I still think Haswell/Broadwell level performance per core once we look at clockspeeds and IPC together,but with more cores or HT for a similar price.

Plus,I wonder whether the Core i3 7350K is going to stay at £175?? :D
 
Sargatanas2511;30486297 said:
It looks like the TDP is higher on the 1700X too 65w vs 95w. That seems like a big jump just for 100Mhz so I wonder if they simply clock better.
Yeah, with that TDP difference it's likely they clock a lot better, in which case the 6 core "X" chip may be better than the R7 1700 for gaming if it clocks higher.
 
Right i just need to see Motherboard prices now, got £1600 set aside to upgrade my PC, was £2k but i bought a 1070 while waiting on Vega.
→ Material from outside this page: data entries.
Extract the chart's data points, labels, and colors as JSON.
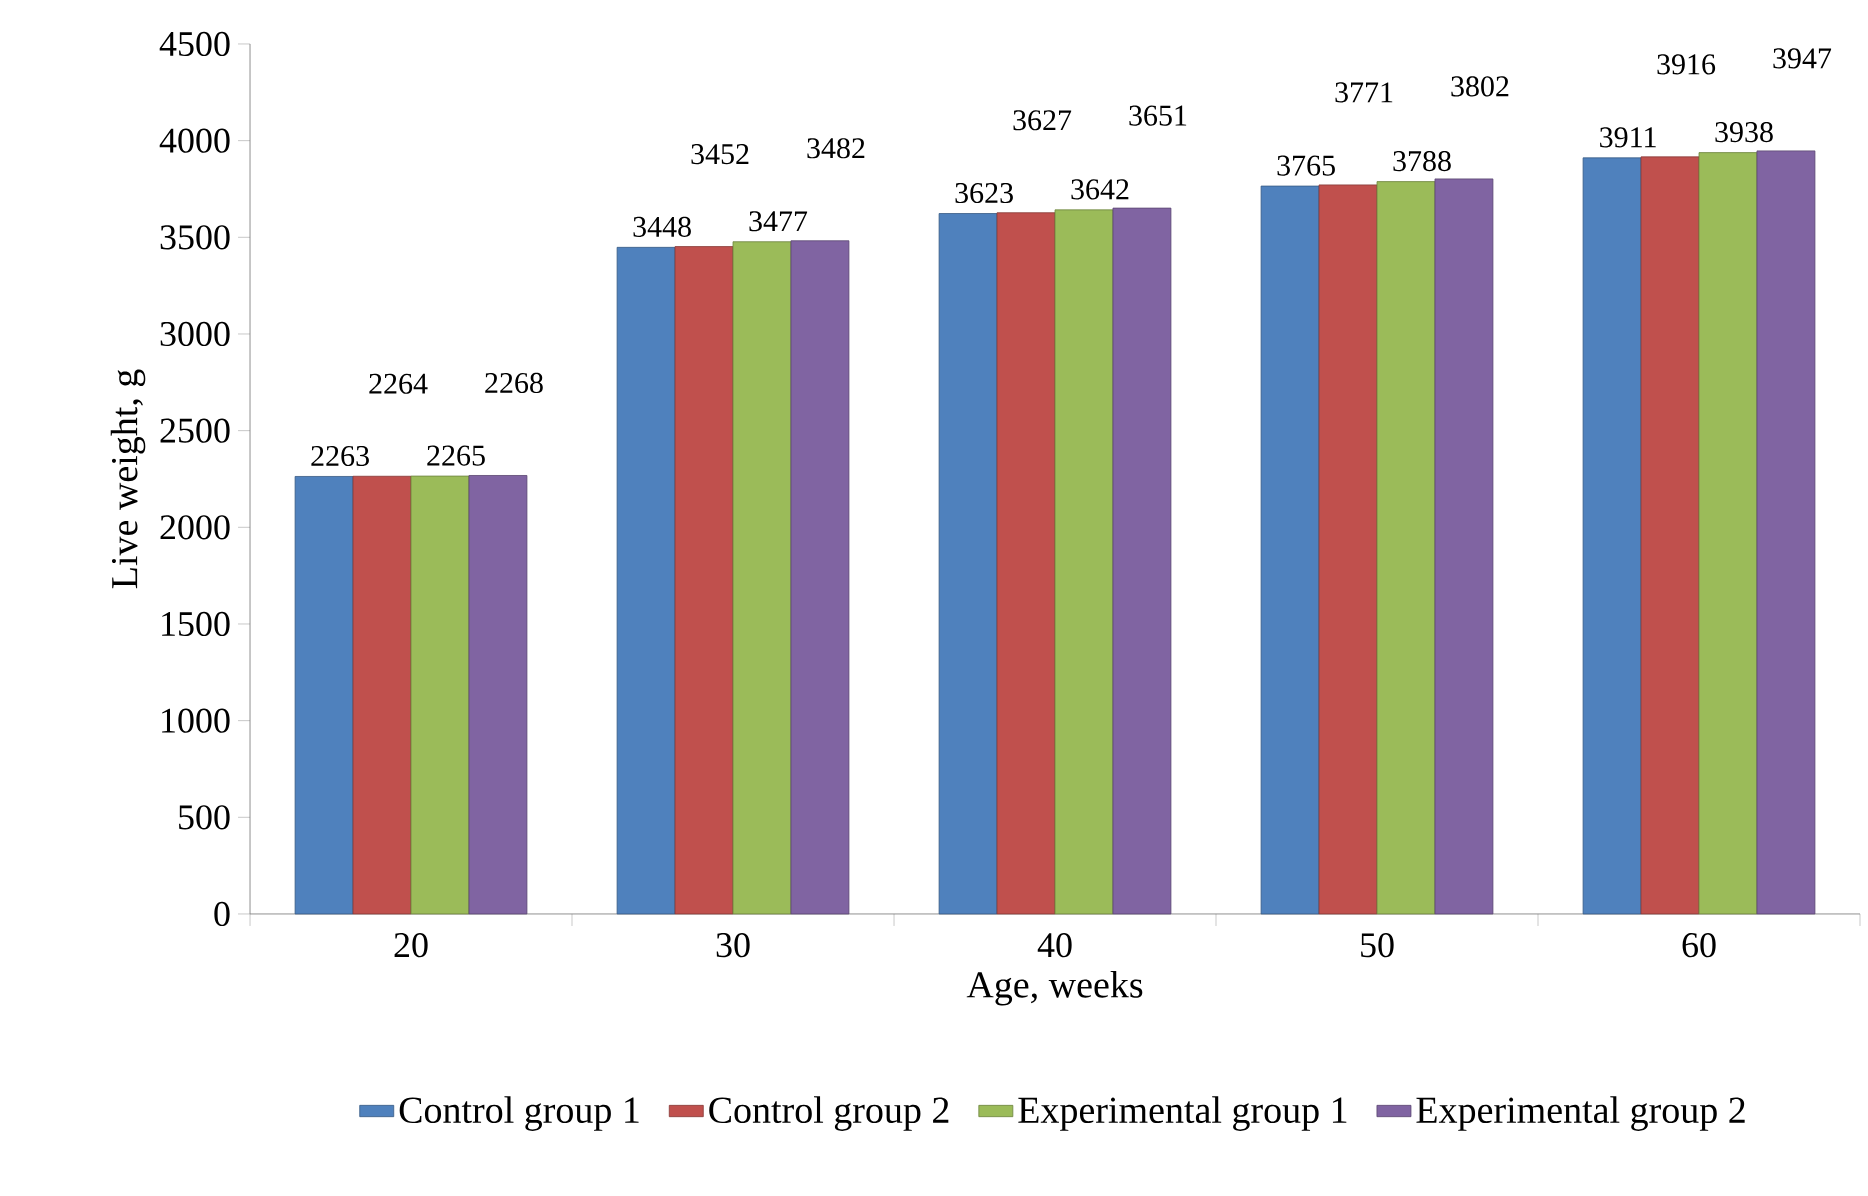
{
  "chart_data": {
    "type": "bar",
    "xlabel": "Age, weeks",
    "ylabel": "Live weight, g",
    "categories": [
      "20",
      "30",
      "40",
      "50",
      "60"
    ],
    "series": [
      {
        "name": "Control group 1",
        "color": "#4f81bd",
        "values": [
          2263,
          3448,
          3623,
          3765,
          3911
        ]
      },
      {
        "name": "Control group 2",
        "color": "#c0504d",
        "values": [
          2264,
          3452,
          3627,
          3771,
          3916
        ]
      },
      {
        "name": "Experimental group 1",
        "color": "#9bbb59",
        "values": [
          2265,
          3477,
          3642,
          3788,
          3938
        ]
      },
      {
        "name": "Experimental group 2",
        "color": "#8064a2",
        "values": [
          2268,
          3482,
          3651,
          3802,
          3947
        ]
      }
    ],
    "ylim": [
      0,
      4500
    ],
    "yticks": [
      0,
      500,
      1000,
      1500,
      2000,
      2500,
      3000,
      3500,
      4000,
      4500
    ],
    "grid": false,
    "legend": "bottom",
    "data_labels": true
  }
}
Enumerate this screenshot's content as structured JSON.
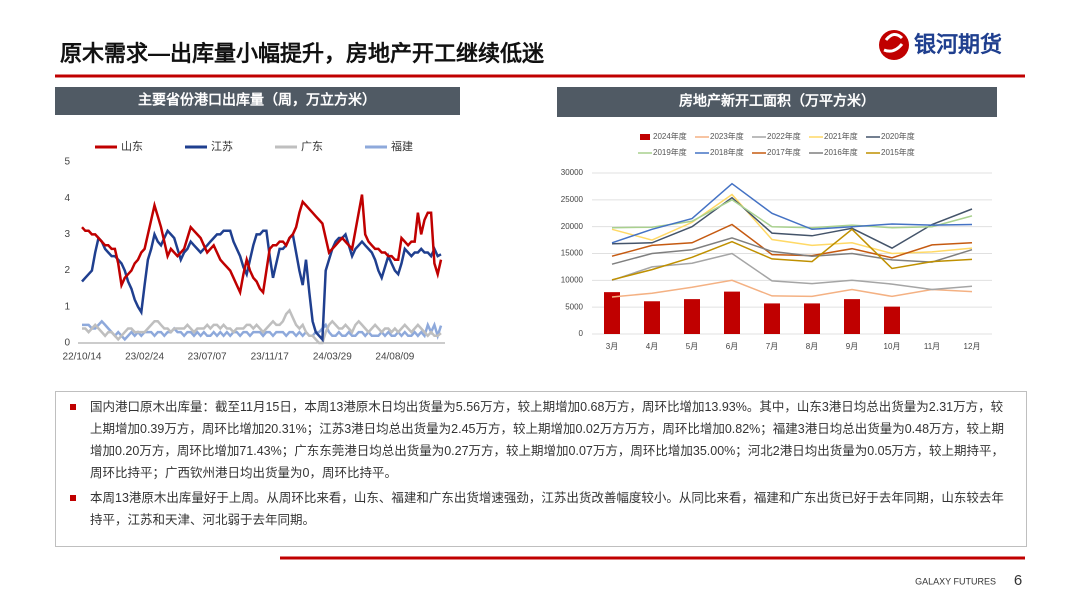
{
  "header": {
    "title": "原木需求—出库量小幅提升，房地产开工继续低迷",
    "logo": "银河期货"
  },
  "chart_data": [
    {
      "type": "line",
      "title": "主要省份港口出库量（周，万立方米）",
      "categories": [
        "22/10/14",
        null,
        null,
        null,
        null,
        null,
        null,
        null,
        null,
        null,
        null,
        null,
        null,
        null,
        null,
        null,
        null,
        null,
        null,
        "23/02/24",
        null,
        null,
        null,
        null,
        null,
        null,
        null,
        null,
        null,
        null,
        null,
        null,
        null,
        null,
        null,
        null,
        null,
        null,
        "23/07/07",
        null,
        null,
        null,
        null,
        null,
        null,
        null,
        null,
        null,
        null,
        null,
        null,
        null,
        null,
        null,
        null,
        null,
        null,
        "23/11/17",
        null,
        null,
        null,
        null,
        null,
        null,
        null,
        null,
        null,
        null,
        null,
        null,
        null,
        null,
        null,
        null,
        null,
        null,
        "24/03/29",
        null,
        null,
        null,
        null,
        null,
        null,
        null,
        null,
        null,
        null,
        null,
        null,
        null,
        null,
        null,
        null,
        null,
        null,
        "24/08/09",
        null,
        null,
        null,
        null,
        null,
        null,
        null,
        null,
        null,
        null,
        null,
        null,
        null,
        null
      ],
      "ylim": [
        0,
        5
      ],
      "yticks": [
        0,
        1,
        2,
        3,
        4,
        5
      ],
      "grid": false,
      "legend": "top",
      "series": [
        {
          "name": "山东",
          "color": "#c00000",
          "values": [
            3.2,
            3.1,
            3.1,
            3.0,
            3.0,
            2.9,
            2.8,
            2.7,
            2.7,
            2.6,
            2.6,
            2.2,
            1.6,
            1.8,
            1.9,
            2.0,
            2.2,
            2.3,
            2.5,
            2.6,
            3.0,
            3.4,
            3.8,
            3.5,
            3.2,
            2.8,
            2.4,
            2.6,
            2.5,
            2.4,
            2.5,
            2.6,
            2.9,
            3.2,
            3.1,
            3.0,
            2.9,
            2.7,
            2.5,
            2.6,
            2.7,
            2.5,
            2.3,
            2.2,
            2.1,
            2.0,
            1.8,
            1.6,
            1.4,
            1.9,
            2.3,
            2.0,
            1.8,
            1.7,
            1.5,
            1.4,
            2.0,
            2.6,
            2.7,
            2.7,
            2.8,
            2.8,
            2.7,
            2.9,
            3.0,
            3.2,
            3.6,
            3.9,
            3.8,
            3.7,
            3.6,
            3.5,
            3.4,
            3.3,
            2.9,
            2.5,
            2.6,
            2.7,
            2.8,
            2.9,
            2.8,
            2.7,
            2.6,
            3.1,
            3.6,
            4.1,
            3.0,
            2.8,
            2.7,
            2.6,
            2.6,
            2.5,
            2.5,
            2.4,
            2.4,
            2.3,
            2.3,
            2.9,
            2.8,
            2.7,
            2.8,
            2.8,
            3.6,
            3.0,
            3.4,
            3.6,
            3.6,
            2.2,
            1.9,
            2.3
          ]
        },
        {
          "name": "江苏",
          "color": "#1f3f8f",
          "values": [
            1.7,
            1.8,
            1.9,
            2.0,
            2.5,
            2.9,
            2.8,
            2.6,
            2.5,
            2.4,
            2.4,
            2.3,
            2.2,
            2.0,
            1.7,
            1.5,
            1.2,
            1.0,
            0.85,
            1.6,
            2.3,
            2.6,
            3.0,
            2.8,
            2.7,
            2.9,
            3.1,
            3.0,
            2.9,
            2.6,
            2.3,
            2.5,
            2.6,
            2.8,
            2.7,
            2.6,
            2.5,
            2.6,
            2.7,
            2.8,
            2.9,
            3.0,
            3.0,
            3.1,
            3.1,
            3.1,
            2.8,
            2.6,
            2.4,
            2.1,
            1.9,
            2.3,
            2.7,
            3.0,
            3.0,
            3.1,
            3.1,
            2.4,
            1.8,
            2.2,
            2.6,
            2.6,
            2.7,
            2.9,
            3.0,
            2.5,
            2.0,
            1.6,
            2.3,
            1.4,
            0.6,
            0.3,
            0.2,
            0.1,
            2.0,
            2.3,
            2.6,
            2.8,
            2.9,
            2.9,
            3.0,
            2.7,
            2.4,
            2.6,
            2.7,
            2.8,
            2.7,
            2.6,
            2.5,
            2.3,
            2.0,
            1.8,
            2.1,
            2.4,
            2.2,
            2.0,
            1.9,
            2.2,
            2.6,
            2.5,
            2.4,
            2.5,
            2.5,
            2.6,
            2.5,
            2.5,
            2.4,
            2.6,
            2.4,
            2.45
          ]
        },
        {
          "name": "广东",
          "color": "#bfbfbf",
          "values": [
            0.4,
            0.4,
            0.3,
            0.4,
            0.5,
            0.4,
            0.3,
            0.2,
            0.3,
            0.3,
            0.2,
            0.1,
            0.2,
            0.3,
            0.4,
            0.4,
            0.3,
            0.3,
            0.3,
            0.3,
            0.4,
            0.5,
            0.6,
            0.6,
            0.5,
            0.4,
            0.4,
            0.3,
            0.4,
            0.4,
            0.4,
            0.4,
            0.5,
            0.4,
            0.3,
            0.4,
            0.4,
            0.4,
            0.5,
            0.4,
            0.5,
            0.5,
            0.4,
            0.5,
            0.4,
            0.4,
            0.3,
            0.4,
            0.4,
            0.4,
            0.5,
            0.5,
            0.4,
            0.5,
            0.4,
            0.3,
            0.4,
            0.5,
            0.6,
            0.5,
            0.5,
            0.6,
            0.8,
            0.9,
            0.7,
            0.5,
            0.4,
            0.5,
            0.3,
            0.2,
            0.2,
            0.1,
            0.0,
            0.0,
            0.3,
            0.5,
            0.6,
            0.5,
            0.4,
            0.4,
            0.5,
            0.4,
            0.3,
            0.5,
            0.6,
            0.5,
            0.4,
            0.3,
            0.4,
            0.5,
            0.4,
            0.3,
            0.4,
            0.4,
            0.3,
            0.4,
            0.3,
            0.4,
            0.5,
            0.4,
            0.3,
            0.4,
            0.5,
            0.4,
            0.3,
            0.2,
            0.3,
            0.2,
            0.2,
            0.27
          ]
        },
        {
          "name": "福建",
          "color": "#8ea9db",
          "values": [
            0.5,
            0.5,
            0.5,
            0.4,
            0.4,
            0.5,
            0.6,
            0.5,
            0.4,
            0.3,
            0.2,
            0.3,
            0.2,
            0.1,
            0.2,
            0.3,
            0.2,
            0.3,
            0.2,
            0.3,
            0.3,
            0.3,
            0.2,
            0.3,
            0.3,
            0.2,
            0.3,
            0.3,
            0.4,
            0.3,
            0.3,
            0.2,
            0.3,
            0.3,
            0.2,
            0.3,
            0.2,
            0.3,
            0.2,
            0.2,
            0.3,
            0.2,
            0.3,
            0.2,
            0.3,
            0.2,
            0.3,
            0.3,
            0.2,
            0.3,
            0.3,
            0.2,
            0.3,
            0.3,
            0.3,
            0.2,
            0.3,
            0.3,
            0.2,
            0.3,
            0.3,
            0.3,
            0.2,
            0.3,
            0.3,
            0.2,
            0.3,
            0.2,
            0.3,
            0.2,
            0.2,
            0.3,
            0.3,
            0.4,
            0.5,
            0.3,
            0.2,
            0.2,
            0.3,
            0.2,
            0.2,
            0.3,
            0.2,
            0.2,
            0.3,
            0.3,
            0.2,
            0.3,
            0.2,
            0.2,
            0.2,
            0.3,
            0.2,
            0.3,
            0.2,
            0.2,
            0.3,
            0.2,
            0.3,
            0.2,
            0.2,
            0.3,
            0.2,
            0.3,
            0.2,
            0.5,
            0.3,
            0.5,
            0.2,
            0.48
          ]
        }
      ]
    },
    {
      "type": "bar",
      "title": "房地产新开工面积（万平方米）",
      "categories": [
        "3月",
        "4月",
        "5月",
        "6月",
        "7月",
        "8月",
        "9月",
        "10月",
        "11月",
        "12月"
      ],
      "ylim": [
        0,
        30000
      ],
      "yticks": [
        0,
        5000,
        10000,
        15000,
        20000,
        25000,
        30000
      ],
      "grid": true,
      "legend": "top",
      "series": [
        {
          "name": "2024年度",
          "type": "bar",
          "color": "#c00000",
          "values": [
            7800,
            6100,
            6500,
            7900,
            5700,
            5700,
            6500,
            5100,
            null,
            null
          ]
        },
        {
          "name": "2023年度",
          "type": "line",
          "color": "#f4b183",
          "values": [
            6900,
            7600,
            8700,
            10000,
            7100,
            7000,
            8300,
            7000,
            8300,
            7900
          ]
        },
        {
          "name": "2022年度",
          "type": "line",
          "color": "#a5a5a5",
          "values": [
            10000,
            12500,
            13200,
            15000,
            9900,
            9400,
            10000,
            9300,
            8300,
            8900
          ]
        },
        {
          "name": "2021年度",
          "type": "line",
          "color": "#ffd966",
          "values": [
            19500,
            17500,
            20800,
            26000,
            17600,
            16500,
            17000,
            15000,
            15300,
            16000
          ]
        },
        {
          "name": "2020年度",
          "type": "line",
          "color": "#44546a",
          "values": [
            16800,
            17000,
            20000,
            25400,
            18800,
            18300,
            19700,
            16000,
            20400,
            23300
          ]
        },
        {
          "name": "2019年度",
          "type": "line",
          "color": "#a9d18e",
          "values": [
            19800,
            19900,
            21000,
            25000,
            20000,
            19800,
            20300,
            19800,
            20000,
            22000
          ]
        },
        {
          "name": "2018年度",
          "type": "line",
          "color": "#4472c4",
          "values": [
            17000,
            19500,
            21500,
            28000,
            22500,
            19500,
            20000,
            20500,
            20300,
            20400
          ]
        },
        {
          "name": "2017年度",
          "type": "line",
          "color": "#c55a11",
          "values": [
            14500,
            16500,
            17000,
            20400,
            14800,
            14600,
            15900,
            14200,
            16600,
            17000
          ]
        },
        {
          "name": "2016年度",
          "type": "line",
          "color": "#7f7f7f",
          "values": [
            13000,
            15000,
            15700,
            17900,
            15400,
            14500,
            15000,
            13800,
            13400,
            15700
          ]
        },
        {
          "name": "2015年度",
          "type": "line",
          "color": "#bf9000",
          "values": [
            10100,
            12000,
            14300,
            17200,
            14000,
            13500,
            19500,
            12200,
            13500,
            13900
          ]
        }
      ]
    }
  ],
  "notes": [
    "国内港口原木出库量：截至11月15日，本周13港原木日均出货量为5.56万方，较上期增加0.68万方，周环比增加13.93%。其中，山东3港日均总出货量为2.31万方，较上期增加0.39万方，周环比增加20.31%；江苏3港日均总出货量为2.45万方，较上期增加0.02万方万方，周环比增加0.82%；福建3港日均总出货量为0.48万方，较上期增加0.20万方，周环比增加71.43%；广东东莞港日均总出货量为0.27万方，较上期增加0.07万方，周环比增加35.00%；河北2港日均出货量为0.05万方，较上期持平，周环比持平；广西钦州港日均出货量为0，周环比持平。",
    "本周13港原木出库量好于上周。从周环比来看，山东、福建和广东出货增速强劲，江苏出货改善幅度较小。从同比来看，福建和广东出货已好于去年同期，山东较去年持平，江苏和天津、河北弱于去年同期。"
  ],
  "footer": {
    "brand": "GALAXY FUTURES",
    "page": "6"
  }
}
Should be good for the top 8/16 Ryzen, Mobo, Ram and AIO, with whats left i might be able to flog my 1070 and buy dual Vega lol :)
 
Hotwired;30486280 said:
Wonder if there will be a compelling reason to buy the 1800X with 30W higher TDP and 300MHz higher speed for over 50% more than the 1700.

the X Variant is supposed to be the binned chips, mainly targeting overclockers
 
intel may not drop anything if they still quicker.we still guessing.we seen a price with no vat on no gouging yet and no stock.

still no real performance benchmarks.my god i hope they drop soon :D
 
~>Dg<~;30486402 said:
...still no real performance benchmarks.my god i hope they drop soon :D



a number of tech youtubers have mentioned doing something tomorrow (Jayz2cents, gamers nexus, Paul's hardware and Bitwit). Might be Ryzen related, but if I were to guess based on a couple things in the backgrounds, I think its EVGA something, possibly motherboards.
 
~>Dg<~;30486402 said:
intel may not drop anything if they still quicker.we still guessing.we seen a price with no vat on no gouging yet and no stock.

still no real performance benchmarks.my god i hope they drop soon :D

There are at least three prices online from etailers showing inc. VAT prices as of this morning, but obviously no stock since it's not out until the 28th onwards.
 
StarShock;30486430 said:
a number of tech youtubers have mentioned doing something tomorrow (Jayz2cents, gamers nexus, Paul's hardware and Bitwit). Might be Ryzen related, but if I were to guess based on a couple things in the backgrounds, I think its EVGA something, possibly motherboards.

The tweaktown dude as well dropped hints
 
At this point benchmarks can't come soon enough. Anyone concerned the price indicates performance may not be there haha ;)?! We have been brainwashed by Intel in to thinking high price = top performance :D. Please save us AMD!